Thursday, February 21, 2008
Artistic eccentricities or pure laziness?
As a designer, it's quite shitty to run this thing as a business, you'd really wanna work according to your whims. Sometimes when you can't create, you simply can't, or maybe just won't (due to a lack of will and lump it altogether as artistic eccentricities). After the break up I really didn't wanna make anything, but I had orders to fulfill, some of which I have delayed til now. After that I was too happy going out with Jonathan to want to make things coz well I've got better things to do now! After sometime sensibility starts to kick in, or maybe in general my motor is well oiled and raring to go, and now i'm back to crafting.

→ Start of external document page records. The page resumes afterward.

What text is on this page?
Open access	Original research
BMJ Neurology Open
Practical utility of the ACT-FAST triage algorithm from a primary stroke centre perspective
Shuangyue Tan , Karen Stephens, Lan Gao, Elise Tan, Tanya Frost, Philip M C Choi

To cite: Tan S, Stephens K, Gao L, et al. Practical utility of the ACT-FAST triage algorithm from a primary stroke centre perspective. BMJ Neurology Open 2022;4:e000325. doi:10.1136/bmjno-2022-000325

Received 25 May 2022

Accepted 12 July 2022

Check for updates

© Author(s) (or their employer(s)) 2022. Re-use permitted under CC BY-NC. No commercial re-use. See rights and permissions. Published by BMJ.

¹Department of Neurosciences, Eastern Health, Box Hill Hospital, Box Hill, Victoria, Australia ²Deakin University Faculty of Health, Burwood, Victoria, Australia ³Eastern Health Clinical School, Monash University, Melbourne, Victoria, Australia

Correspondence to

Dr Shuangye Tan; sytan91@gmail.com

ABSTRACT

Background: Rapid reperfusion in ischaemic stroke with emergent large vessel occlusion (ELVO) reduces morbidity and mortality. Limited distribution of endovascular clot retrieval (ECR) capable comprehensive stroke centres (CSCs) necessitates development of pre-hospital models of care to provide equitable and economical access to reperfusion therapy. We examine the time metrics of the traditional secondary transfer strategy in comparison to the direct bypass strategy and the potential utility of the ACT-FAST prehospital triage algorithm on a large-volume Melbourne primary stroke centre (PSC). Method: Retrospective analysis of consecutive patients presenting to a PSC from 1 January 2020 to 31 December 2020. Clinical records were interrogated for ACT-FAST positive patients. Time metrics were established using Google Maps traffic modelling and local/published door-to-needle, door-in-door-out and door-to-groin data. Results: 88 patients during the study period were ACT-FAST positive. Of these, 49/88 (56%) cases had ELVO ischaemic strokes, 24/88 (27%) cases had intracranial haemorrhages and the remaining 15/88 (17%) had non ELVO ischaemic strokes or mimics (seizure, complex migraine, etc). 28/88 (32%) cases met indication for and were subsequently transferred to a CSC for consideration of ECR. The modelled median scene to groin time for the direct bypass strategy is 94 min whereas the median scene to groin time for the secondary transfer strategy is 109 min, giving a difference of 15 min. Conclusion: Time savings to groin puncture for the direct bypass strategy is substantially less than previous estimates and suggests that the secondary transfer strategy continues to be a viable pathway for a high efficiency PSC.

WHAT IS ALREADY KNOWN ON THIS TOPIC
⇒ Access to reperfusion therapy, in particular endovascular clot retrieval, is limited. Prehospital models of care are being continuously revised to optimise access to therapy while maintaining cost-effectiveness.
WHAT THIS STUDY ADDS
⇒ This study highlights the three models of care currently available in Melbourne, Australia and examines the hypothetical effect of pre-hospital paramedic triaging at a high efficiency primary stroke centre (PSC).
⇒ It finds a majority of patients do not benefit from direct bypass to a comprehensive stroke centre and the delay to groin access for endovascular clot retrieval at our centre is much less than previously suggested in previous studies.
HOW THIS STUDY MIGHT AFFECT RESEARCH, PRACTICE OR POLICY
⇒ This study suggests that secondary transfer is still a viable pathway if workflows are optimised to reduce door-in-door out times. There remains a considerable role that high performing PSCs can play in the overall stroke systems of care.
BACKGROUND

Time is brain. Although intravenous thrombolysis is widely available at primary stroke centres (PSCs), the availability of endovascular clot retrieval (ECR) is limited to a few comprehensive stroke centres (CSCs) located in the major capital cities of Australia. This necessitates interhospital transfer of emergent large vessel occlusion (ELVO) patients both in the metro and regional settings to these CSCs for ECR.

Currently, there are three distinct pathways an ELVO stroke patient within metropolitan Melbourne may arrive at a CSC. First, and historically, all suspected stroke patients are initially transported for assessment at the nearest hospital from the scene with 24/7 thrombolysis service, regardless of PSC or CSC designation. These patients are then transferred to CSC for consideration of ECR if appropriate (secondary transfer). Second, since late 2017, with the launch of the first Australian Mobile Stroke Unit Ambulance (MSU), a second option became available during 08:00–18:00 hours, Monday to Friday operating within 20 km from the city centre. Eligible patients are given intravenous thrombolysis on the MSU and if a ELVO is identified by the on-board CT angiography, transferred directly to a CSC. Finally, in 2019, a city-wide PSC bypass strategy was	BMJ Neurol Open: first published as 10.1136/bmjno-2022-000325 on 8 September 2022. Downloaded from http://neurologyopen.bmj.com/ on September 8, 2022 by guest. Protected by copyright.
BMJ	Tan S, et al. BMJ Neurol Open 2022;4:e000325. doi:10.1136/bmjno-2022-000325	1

How do you ever explain all these to your customers? I've realised I had a lack of structure in the past year, working is what I need to help me maintain some sense of semblence of structure instead of disintegrating as and when I like.
I've come to realise a lot of things in the past year. In Feb 08, I finally manage to look back at 07 and look at the lessons that I ought to carry on in my life. Whether it's because Jon is around, or I'm finally getting some sense into my head, I'm thankful either way.
1. Don't allow myself to get into things I don't really want to do. I very very very much wanted to quit school last year, looking back I should have. I spent 1 whole month crying myself to sleep, I still didn't get my way. When the motivation is no longer there, no point holding onto something which you know you won't do with all your heart. This is something that I'm very bad at, maybe i'll be able to correct it in time.
2. Reactive is bad, proactive is good. Is motivation also linked to proactivity? Yes.
Considering what a heavy morning this has been, I think it's time for some breakfast. Yum. I'm also having my baby for dinner, double yum! Oh happy days!